Balchik
From Wikipedia, the free encyclopedia
Province (oblast) |
Dobrich |
---|---|
Population | 11, 788 (15.12.2004) |
Altitude | 199 m |
Postal code | 9600 |
Area code | 0579 |
Geographic coordinates |
43° 25' north, 28° 10' east |
Time zone | EET (UTC+2; UTC+3 in summer) |
Mayor | Krasimir Mihaylov |
Balchik (Bulgarian: Балчик; historical names: Bulgarian: Карвуна, Greek: Krounoi, Dionysopolis, Romanian: Balcic) is a Black Sea coastal town in the Southern Dobruja area of northeastern Bulgaria. It is located in Dobrich Oblast and is 42 km northeast of Varna. The town sprawls scenically along hilly terraces descending from the Dobruja plateau to the sea.

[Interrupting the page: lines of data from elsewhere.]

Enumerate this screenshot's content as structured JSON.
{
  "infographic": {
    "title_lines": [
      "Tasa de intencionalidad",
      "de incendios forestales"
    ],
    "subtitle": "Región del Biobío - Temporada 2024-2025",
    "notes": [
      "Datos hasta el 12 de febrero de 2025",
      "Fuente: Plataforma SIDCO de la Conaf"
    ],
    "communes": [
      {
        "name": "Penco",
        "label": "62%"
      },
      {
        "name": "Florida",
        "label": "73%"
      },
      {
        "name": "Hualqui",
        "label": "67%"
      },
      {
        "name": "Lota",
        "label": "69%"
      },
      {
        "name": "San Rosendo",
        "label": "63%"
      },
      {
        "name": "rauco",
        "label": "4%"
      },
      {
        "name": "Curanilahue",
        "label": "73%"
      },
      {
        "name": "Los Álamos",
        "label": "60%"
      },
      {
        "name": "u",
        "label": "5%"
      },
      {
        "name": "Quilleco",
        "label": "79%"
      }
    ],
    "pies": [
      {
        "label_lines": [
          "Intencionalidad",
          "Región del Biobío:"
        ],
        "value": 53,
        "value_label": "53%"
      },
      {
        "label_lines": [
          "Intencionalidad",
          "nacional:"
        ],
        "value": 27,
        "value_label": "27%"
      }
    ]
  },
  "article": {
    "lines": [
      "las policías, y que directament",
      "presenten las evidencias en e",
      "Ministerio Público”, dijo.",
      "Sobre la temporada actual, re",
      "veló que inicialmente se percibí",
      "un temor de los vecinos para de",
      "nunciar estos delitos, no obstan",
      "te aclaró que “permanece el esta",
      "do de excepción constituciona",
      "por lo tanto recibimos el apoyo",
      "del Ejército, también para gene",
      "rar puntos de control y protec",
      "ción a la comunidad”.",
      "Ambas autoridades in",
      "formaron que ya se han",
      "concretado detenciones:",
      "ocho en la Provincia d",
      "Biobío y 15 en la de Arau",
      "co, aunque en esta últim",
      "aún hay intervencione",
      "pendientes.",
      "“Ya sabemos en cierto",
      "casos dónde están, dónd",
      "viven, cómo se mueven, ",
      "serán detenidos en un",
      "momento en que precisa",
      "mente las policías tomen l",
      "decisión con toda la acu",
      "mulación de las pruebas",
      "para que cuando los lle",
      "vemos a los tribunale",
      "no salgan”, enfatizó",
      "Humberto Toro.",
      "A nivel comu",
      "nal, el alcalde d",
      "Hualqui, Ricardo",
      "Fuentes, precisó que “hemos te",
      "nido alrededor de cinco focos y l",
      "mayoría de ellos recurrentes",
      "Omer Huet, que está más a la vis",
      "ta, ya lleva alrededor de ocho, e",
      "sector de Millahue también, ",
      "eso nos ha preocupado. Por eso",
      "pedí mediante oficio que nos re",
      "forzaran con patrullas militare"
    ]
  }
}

The ancient Greek colony of Krounoi (also known as Dionysopolis, after Dionysus), later a Greek-Byzantine fortress, stood on the site of an older Thracian settlement. In the First Bulgarian Empire in 7th century AD, the place's name changed from Krounoi to Karvuna; in the Second Bulgarian Empire, it became an important administrative centre of its Karvunska Hora district, and was marked on Italian portolans as a port with the Italianized name of Carbona. In the 14th century, it briefly became capital of the spinoff Dobrujansko despotstvo (Principality of Karvuna). Under the Ottoman Empire, the town came to be known with its present name, which perhaps derived from a Gagauz word meaning "small town" [1].
After the liberation of Bulgaria, Balchik developed as centre of a rich agricultural region, wheat-exporting port, and district (okoliya) town, and later, as a major tourist destination with the beachfront resort of Albena to its south. The ethnic composition gradually changed from mostly Gagauz and Turkish to predominantly Bulgarian. Between 1913-1915 and 1919-1940, Balchik was annexed by Romania; the Bulgarian majority resisted Romanian dominance with their Internal Dobrujan Revolutionary Organization.
During Romania's administration, the Balchik Palace was the favourite summer residence of Queen Marie of Romania and her immediate family. The town is the site of Marie's Oriental villa, the place where her heart was kept, in accordance with her last wishes, until 1940 (when the Treaty of Craiova awarded the region back to Bulgaria). It was then moved to Romania. Today, the Balchik Palace and the adjacent Balchik Botanical Garden are the town's most popular landmarks. Currently, two 18-hole golf courses are being developed north of town.
Balchik Ridge, in Antarctica, is named after the town.